Kyle Van Noy shocked the Rams didn’t change strategies
Patriots linebacker Kyle Van Noy expressed astonishment that the Los Angeles Rams didn’t vary up their tactics against New England in the Super Bowl.
Sean McVay, head coach of the Los Angeles Rams, is widely seen as an offensive mastermind and even a young “boy genius” amongst his peers. He inherited a mediocre football team from a mediocre head coach in Jeff Fisher, and in less than two years, brought that team ever so close to winning its first Super Bowl championship in nearly two decades.
Kyle Van Noy, middle linebacker for the New England Patriots, might respect McVay and all that he’s done in revolutionizing the Rams, but he’s still genuinely surprised at what he saw on the field in Super Bowl 53.
"“They really didn’t do not (sic) one wrinkle. I was like, ‘What the hell?’ They’ve got so many good players, they’ve got so many things they’ve done all year, and the one play they gave us which was a wrinkle was the [Brandin] Cooks screen that hit for a little bit. And that was it,” Van Noy opined during a podcast interview on Pardon My Take. “We pride ourselves on watching hella film, that’s for sure. Coaches set us up for success, and players do as well. We’ve got elite football players. We don’t got any prima donnas, which is nice.”"
Indeed, the Patriots’ defensive performance in Atlanta was particularly impressive when considering its relative lack of star power. Stephon Gilmore at cornerback was the only Pro Bowl-caliber player this season. Safety Devin McCourty and linebacker Dont’a Hightower are certainly both fine players in their own rights, and Van Noy emerged in 2018 as the veritable heart and soul of this Patriots defense.
Still, most objective observers would agree that at least on paper, the Patriots didn’t even have the most talented or dominant defense on the field coming into the Super Bowl. The Rams, led by veteran play-caller and former head coach Wade Phillips, boast a defensive nucleus of household names like Aaron Donald, Ndamukong Suh, Aqib Talib, Marcus Peters, Dante Fowler, etc.

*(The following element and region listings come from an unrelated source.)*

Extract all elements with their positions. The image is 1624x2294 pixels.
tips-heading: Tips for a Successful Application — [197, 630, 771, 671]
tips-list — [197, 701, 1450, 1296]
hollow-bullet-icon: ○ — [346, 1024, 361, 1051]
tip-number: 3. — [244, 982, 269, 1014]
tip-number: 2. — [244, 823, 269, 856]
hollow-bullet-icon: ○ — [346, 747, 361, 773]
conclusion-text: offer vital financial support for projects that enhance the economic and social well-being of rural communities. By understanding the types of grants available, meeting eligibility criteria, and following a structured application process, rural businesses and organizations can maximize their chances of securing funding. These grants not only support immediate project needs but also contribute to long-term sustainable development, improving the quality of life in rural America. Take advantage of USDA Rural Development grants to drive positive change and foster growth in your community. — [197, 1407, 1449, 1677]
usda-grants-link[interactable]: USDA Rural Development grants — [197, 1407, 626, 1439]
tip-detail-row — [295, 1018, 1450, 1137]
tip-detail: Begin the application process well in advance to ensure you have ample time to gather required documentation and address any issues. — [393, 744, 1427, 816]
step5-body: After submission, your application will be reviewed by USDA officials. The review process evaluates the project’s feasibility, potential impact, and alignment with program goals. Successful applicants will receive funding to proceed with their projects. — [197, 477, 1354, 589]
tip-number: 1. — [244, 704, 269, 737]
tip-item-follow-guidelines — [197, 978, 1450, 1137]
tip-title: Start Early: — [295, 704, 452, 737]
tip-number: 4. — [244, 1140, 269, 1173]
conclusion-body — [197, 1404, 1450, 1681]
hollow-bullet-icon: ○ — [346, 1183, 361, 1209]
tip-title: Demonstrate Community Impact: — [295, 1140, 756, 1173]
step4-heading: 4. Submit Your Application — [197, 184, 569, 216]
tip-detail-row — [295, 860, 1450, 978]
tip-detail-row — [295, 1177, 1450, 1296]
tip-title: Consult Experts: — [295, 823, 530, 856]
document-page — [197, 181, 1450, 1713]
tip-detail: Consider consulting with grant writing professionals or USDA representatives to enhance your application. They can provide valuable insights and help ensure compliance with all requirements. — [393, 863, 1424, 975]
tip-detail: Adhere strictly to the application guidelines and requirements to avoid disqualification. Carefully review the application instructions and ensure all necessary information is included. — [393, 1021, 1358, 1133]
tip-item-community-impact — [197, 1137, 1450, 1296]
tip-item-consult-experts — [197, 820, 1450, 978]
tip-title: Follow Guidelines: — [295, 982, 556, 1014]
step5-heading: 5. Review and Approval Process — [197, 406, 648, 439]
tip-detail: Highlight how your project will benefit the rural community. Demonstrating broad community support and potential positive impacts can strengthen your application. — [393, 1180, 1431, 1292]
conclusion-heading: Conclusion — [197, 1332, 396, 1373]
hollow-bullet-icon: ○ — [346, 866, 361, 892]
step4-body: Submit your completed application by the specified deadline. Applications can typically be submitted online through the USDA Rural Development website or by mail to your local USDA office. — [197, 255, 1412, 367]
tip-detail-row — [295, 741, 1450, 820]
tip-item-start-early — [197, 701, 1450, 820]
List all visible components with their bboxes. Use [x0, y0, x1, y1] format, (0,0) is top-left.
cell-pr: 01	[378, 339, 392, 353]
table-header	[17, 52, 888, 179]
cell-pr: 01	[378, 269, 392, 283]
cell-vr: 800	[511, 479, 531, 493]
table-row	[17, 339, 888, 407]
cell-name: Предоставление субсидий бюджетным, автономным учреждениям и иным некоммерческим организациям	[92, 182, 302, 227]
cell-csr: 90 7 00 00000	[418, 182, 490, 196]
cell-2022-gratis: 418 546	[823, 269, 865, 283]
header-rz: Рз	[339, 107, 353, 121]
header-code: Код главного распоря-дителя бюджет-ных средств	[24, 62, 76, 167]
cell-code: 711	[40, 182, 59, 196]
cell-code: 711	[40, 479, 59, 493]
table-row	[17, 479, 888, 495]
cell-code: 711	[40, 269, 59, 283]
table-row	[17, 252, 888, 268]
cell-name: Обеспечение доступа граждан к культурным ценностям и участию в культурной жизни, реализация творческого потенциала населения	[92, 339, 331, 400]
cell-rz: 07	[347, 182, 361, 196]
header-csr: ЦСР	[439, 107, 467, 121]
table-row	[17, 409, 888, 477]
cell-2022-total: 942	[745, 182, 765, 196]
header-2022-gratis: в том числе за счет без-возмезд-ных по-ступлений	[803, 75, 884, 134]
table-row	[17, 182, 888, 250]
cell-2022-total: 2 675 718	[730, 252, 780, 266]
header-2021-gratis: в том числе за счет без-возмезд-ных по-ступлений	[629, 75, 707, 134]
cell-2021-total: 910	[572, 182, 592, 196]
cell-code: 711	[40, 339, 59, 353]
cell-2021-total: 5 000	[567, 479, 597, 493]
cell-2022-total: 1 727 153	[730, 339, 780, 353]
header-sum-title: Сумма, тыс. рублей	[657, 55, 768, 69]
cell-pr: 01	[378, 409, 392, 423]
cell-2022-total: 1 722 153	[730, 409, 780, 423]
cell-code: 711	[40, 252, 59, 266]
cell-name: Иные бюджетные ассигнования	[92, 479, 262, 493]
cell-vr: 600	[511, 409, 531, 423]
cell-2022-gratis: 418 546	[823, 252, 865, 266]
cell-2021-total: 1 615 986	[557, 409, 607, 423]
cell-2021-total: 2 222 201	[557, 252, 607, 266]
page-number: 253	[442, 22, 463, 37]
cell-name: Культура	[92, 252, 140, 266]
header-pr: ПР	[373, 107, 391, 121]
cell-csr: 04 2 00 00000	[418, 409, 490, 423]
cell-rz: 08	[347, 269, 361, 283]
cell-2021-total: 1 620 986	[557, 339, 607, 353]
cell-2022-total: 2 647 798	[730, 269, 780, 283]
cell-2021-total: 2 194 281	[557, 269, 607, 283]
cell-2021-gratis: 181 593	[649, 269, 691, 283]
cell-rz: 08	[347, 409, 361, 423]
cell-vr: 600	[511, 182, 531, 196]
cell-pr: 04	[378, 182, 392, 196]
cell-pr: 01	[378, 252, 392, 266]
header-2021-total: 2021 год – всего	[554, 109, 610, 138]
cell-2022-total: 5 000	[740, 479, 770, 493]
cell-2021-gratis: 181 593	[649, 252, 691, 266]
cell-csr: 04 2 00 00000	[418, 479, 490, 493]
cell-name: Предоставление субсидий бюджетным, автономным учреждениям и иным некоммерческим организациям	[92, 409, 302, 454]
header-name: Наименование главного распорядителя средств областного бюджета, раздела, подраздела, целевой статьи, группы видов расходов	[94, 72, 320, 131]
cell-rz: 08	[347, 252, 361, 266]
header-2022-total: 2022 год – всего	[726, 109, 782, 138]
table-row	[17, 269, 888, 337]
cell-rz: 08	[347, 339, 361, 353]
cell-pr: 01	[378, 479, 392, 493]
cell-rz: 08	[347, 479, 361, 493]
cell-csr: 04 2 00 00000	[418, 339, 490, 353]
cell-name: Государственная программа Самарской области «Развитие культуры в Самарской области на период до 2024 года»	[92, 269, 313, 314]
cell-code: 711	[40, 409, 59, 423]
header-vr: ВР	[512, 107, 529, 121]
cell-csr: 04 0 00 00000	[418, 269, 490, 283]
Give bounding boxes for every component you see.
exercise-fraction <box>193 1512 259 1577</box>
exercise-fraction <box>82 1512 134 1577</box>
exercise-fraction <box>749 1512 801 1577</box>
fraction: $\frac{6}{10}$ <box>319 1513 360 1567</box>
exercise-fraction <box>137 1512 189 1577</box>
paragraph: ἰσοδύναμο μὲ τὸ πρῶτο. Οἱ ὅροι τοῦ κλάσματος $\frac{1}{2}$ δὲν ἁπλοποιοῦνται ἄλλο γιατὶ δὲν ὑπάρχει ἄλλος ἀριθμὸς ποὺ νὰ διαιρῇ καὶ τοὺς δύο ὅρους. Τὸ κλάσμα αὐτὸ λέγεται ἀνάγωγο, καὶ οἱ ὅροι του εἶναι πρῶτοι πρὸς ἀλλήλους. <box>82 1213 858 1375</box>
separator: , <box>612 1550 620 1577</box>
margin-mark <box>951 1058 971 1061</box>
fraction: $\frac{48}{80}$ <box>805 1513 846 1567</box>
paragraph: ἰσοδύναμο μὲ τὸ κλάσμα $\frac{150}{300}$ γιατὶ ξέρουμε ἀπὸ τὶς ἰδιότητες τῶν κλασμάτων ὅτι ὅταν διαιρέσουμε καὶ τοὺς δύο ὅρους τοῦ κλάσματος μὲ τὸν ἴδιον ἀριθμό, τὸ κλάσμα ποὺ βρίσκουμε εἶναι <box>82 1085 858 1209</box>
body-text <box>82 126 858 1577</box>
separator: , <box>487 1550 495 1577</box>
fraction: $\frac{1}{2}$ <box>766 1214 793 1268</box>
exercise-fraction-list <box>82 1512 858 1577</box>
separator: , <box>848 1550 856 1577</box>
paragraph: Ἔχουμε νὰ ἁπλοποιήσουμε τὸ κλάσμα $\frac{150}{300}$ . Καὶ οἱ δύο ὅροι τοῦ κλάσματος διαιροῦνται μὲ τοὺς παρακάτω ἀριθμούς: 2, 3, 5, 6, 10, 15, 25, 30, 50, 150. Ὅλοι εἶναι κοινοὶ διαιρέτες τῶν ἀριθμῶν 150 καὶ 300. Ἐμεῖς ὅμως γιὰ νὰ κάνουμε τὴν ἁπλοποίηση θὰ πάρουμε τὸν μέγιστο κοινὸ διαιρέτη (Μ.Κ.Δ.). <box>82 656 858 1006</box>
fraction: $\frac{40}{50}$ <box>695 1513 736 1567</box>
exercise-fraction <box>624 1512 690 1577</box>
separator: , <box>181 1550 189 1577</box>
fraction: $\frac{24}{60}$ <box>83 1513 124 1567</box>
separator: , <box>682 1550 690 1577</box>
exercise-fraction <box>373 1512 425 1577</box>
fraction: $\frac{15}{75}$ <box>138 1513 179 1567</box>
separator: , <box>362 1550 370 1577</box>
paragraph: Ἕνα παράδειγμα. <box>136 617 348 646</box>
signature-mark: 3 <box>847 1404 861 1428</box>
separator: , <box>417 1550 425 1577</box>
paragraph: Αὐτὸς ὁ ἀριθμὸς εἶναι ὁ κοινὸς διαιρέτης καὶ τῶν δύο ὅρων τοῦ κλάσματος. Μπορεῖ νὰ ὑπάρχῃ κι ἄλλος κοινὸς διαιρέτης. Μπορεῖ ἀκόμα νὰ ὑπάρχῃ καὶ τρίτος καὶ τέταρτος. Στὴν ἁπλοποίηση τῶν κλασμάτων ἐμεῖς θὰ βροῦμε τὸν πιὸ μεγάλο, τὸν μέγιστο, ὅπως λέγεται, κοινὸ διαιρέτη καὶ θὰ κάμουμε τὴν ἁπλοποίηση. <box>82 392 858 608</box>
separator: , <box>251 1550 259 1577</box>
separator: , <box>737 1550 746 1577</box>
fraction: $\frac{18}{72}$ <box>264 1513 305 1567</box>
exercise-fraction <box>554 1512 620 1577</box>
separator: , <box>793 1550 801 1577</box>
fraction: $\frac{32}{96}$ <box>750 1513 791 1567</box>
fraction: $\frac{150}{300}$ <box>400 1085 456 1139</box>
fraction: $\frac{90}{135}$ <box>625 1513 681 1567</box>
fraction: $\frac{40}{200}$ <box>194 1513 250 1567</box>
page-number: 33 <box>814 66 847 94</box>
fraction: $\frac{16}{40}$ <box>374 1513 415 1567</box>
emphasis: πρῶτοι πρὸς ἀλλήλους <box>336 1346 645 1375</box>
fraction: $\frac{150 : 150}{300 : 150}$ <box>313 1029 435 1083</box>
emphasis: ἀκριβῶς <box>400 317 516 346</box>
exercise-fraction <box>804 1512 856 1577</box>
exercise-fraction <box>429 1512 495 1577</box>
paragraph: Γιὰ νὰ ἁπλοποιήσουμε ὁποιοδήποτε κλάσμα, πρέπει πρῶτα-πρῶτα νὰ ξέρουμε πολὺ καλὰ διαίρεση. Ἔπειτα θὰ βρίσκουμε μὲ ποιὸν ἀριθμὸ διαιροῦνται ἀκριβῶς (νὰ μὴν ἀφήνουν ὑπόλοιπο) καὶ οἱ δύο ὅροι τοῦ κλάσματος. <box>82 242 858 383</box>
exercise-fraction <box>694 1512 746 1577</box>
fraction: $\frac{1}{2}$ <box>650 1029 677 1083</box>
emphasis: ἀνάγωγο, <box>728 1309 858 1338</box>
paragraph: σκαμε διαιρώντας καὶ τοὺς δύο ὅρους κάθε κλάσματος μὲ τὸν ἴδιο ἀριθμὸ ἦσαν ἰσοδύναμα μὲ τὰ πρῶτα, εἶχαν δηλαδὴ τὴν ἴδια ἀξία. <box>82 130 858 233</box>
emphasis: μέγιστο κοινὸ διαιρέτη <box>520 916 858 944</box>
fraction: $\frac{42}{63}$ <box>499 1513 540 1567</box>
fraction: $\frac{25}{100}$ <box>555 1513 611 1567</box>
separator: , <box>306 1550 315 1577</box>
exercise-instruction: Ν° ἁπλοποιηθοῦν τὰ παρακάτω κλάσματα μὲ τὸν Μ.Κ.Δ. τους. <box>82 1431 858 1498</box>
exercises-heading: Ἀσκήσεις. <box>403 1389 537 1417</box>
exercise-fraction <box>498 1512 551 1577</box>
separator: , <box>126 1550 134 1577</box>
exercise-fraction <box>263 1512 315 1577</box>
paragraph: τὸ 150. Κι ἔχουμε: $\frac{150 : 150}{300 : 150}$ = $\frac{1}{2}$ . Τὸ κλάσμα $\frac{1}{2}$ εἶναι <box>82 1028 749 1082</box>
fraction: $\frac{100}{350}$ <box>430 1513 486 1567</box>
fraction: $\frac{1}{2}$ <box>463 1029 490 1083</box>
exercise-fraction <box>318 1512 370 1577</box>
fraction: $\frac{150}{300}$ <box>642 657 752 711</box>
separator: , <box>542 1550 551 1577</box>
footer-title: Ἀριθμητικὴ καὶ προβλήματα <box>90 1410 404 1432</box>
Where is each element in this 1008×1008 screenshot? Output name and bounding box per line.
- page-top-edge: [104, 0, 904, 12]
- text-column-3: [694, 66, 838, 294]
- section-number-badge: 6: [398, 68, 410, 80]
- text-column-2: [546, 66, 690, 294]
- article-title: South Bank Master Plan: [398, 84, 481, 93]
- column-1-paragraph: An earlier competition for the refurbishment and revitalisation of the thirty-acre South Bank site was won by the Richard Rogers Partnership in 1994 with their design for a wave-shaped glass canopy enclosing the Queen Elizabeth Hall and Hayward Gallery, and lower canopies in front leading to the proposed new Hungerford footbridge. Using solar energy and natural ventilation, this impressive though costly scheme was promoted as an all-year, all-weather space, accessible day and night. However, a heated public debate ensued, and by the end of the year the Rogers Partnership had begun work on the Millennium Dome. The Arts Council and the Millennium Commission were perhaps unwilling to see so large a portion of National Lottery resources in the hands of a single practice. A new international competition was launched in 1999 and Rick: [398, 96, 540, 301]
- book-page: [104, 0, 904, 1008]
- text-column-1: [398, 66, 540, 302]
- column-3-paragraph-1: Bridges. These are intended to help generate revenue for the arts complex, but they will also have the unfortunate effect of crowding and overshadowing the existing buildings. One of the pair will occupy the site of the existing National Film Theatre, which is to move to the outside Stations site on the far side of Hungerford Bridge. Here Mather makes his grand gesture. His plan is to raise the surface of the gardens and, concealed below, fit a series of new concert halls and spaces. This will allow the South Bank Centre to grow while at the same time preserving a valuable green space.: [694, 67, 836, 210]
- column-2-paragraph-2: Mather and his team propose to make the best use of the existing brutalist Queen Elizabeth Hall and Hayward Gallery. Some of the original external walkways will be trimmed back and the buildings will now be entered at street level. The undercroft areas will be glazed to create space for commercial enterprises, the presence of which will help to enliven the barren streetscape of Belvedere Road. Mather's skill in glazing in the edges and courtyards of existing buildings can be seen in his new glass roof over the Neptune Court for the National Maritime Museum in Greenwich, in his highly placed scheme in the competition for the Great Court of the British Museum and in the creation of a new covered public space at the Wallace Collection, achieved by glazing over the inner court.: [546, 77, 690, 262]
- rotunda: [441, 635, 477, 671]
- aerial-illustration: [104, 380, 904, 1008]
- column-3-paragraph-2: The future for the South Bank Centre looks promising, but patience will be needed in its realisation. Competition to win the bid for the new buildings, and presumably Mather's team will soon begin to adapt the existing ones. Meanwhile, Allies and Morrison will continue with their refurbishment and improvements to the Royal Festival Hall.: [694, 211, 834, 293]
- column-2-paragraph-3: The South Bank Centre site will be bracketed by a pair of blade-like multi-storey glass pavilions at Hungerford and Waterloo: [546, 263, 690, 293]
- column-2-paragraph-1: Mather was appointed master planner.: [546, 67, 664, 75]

And yet it was the Patriots on Super Bowl Sunday that proved themselves truly super, holding the NFL’s second-ranked offense to just three points on the night. If Van Noy is to be believed, New England deserves as much credit for executing their game plan to perfection as the Rams deserve blame for not altering their plans once it became clear they weren’t working.
“Maybe… we were playing so good they were like, ‘S—, we don’t know what to do,” Van Noy added as a possible explanation. He has every right to bask in the glow of victory, but Rams fans everywhere must still be wondering why McVay – for all his accolades and achievements – didn’t at least try something new in the second half.